Jun. 4—MOOSIC — The offense worked a major league rehabber for 40 pitches in the first inning.
The pitching allowed one ball out of the infield after the fourth inning, and just two runners past second all game.
Pretty simple formula that the Scranton/Wilkes-Barre RailRiders followed to a
victory.
Trey Amburgey ripped a double off Philadelphia Phillies southpaw Matt Moore that got the RailRiders on the board four batters into the game, the bullpen allowed one IronPig to reach base over the final five innings and Scranton/Wilkes-Barre coasted to a 5-1 win Thursday at PNC Field.
RailRiders (18-7) hitters had Moore, who has been on the injured list since May 22 with back spasms, locked in their sights from the first pitch. He kept missing off the plate inside against righties, then anything over the dish was either hit hard or fouled off.
“It was just kind of stay on his heater,” Amburgey said. “You know he’s going to try and cut stuff, work his changeup. So, just kind of stay on the heater.”
Hoy Park led off with an infield single and Chris Gittens lined a one-out base hit to center to put runners on the corners for Amburgey. He got one of those fastballs and scorched it to left field to score Park for a 1-0 lead and extend his season-long hitting streak to 10 games.
“He tried to come in to me, I turned around on the heater,” said Amburgey, who missed time with a groin injury but is batting .417 with a 1.406 OPS. “So it was just get the heater, zone him up a little bit, and get after it. We did a good job with that.”
With two outs, Moore walked Zack Zehner and Andrew Velazquez, with Velazquez’s pass forcing in a run to make it 2-0. Only 22 of his 40 pitches in the inning were strikes.
He started the second inning, but left with two on and two out after Gittens smoked a double to left. He threw 59 pitches, 32 for strikes, walked three and struck out two.
Moore was one of three MLB rehabbers in Lehigh Valley’s starting lineup. Designated hitter Scott Kingery went 0 for 4 with three strikeouts and center fielder Adam Haseley was had an infield single and a walk in four trips to the plate. Haseley’s single came on a popup that dropped in thanks to some miscommunication on the RailRiders’ part, though he also rounded first base too far on the play, allowing Velazquez to pick up the ball and fire to Mike Ford at first, who applied a quick tag.
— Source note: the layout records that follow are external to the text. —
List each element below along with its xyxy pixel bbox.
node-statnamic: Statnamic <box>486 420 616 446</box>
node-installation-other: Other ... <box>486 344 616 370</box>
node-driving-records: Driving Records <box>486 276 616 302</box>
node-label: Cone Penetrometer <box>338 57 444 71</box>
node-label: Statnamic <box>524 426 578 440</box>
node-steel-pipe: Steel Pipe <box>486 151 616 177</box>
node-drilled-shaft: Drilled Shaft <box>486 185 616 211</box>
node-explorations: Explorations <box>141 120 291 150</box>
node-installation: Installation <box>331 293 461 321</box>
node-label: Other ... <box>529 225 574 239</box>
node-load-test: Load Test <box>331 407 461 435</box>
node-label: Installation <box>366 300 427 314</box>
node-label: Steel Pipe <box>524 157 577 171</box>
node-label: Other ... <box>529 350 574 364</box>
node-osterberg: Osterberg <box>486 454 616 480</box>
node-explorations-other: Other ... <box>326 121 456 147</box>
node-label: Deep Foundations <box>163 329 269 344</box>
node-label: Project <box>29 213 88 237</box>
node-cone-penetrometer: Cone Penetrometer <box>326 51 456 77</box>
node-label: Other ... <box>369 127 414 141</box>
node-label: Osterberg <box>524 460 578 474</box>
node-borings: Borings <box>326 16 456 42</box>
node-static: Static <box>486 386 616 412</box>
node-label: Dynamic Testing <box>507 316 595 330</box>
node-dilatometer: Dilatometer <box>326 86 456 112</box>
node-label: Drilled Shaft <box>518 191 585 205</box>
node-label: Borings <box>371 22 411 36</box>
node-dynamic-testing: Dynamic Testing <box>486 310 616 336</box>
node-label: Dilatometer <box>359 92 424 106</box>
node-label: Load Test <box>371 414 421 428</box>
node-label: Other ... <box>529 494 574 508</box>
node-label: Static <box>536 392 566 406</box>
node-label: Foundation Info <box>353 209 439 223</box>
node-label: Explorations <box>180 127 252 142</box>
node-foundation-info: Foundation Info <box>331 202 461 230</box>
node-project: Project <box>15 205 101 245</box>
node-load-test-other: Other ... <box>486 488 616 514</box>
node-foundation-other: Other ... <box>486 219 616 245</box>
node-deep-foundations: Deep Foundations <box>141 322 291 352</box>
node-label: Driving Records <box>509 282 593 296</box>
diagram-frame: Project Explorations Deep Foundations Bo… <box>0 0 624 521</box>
The RailRiders tacked on three runs sin the sixth, making Lehigh Valley (14-13) pay for pitching around some of their best hitters.
Righty reliever Julian Garcia picked up the first two outs, but then Park beat out his second infield single of the night, this time a dribbler in the grass toward third. A wild pitch moved him up to second, so Lehigh Valley elected to walk the lefty swinging Ford in favor of Gittens, who had already reached base three times.
A second wild pitch moved Park and Ford up, then Gittens worked a walk to load the bases for Amburgey as the IronPigs went back to the bullpen for lefty Damon Jones. Jones quickly added the third wild pitch of the inning that made it 3-1 and left a base open for Amburgey, who Lehigh Valley then elected to intentionally walk. Socrates Brito’s liner to left-center scored two for a 5-1 lead.
“That was a huge hit for Brito, which he’s done numerous times for us, been in key situations and come up with big hits with runners in scoring position,” RailRiders manager Doug Davis said. “Yeah, it was definitely important because again, it felt like we were ahead by more than what we were. It was a close game all the way through five innings. They were, certainly with the guys that they have in that lineup, they were a couple swings away from taking a lead.”
RailRiders starter Brian Keller allowed one run in four innings, but also walked four. Once the bullpen came into play, Lehigh Valley’s bats went silent.
Kyle Barraclough struck out five and walked one in 2.2 innings. Braden Bristo whiffed three of the four batters he faced and Luis Garcia breezed through a perfect ninth. No Lehigh Valley batter mustered a ball to an outfielder after Darick’s Hall’s RBI double off Keller with two outs in the fourth inning.
“Made my job easier. I didn’t have to move much,” said Amburgey, who had one chance in right field all night. “That’s good, though. Honestly, stating the obvious, a lot of these guys have good big league time. So they know what they’re doing.”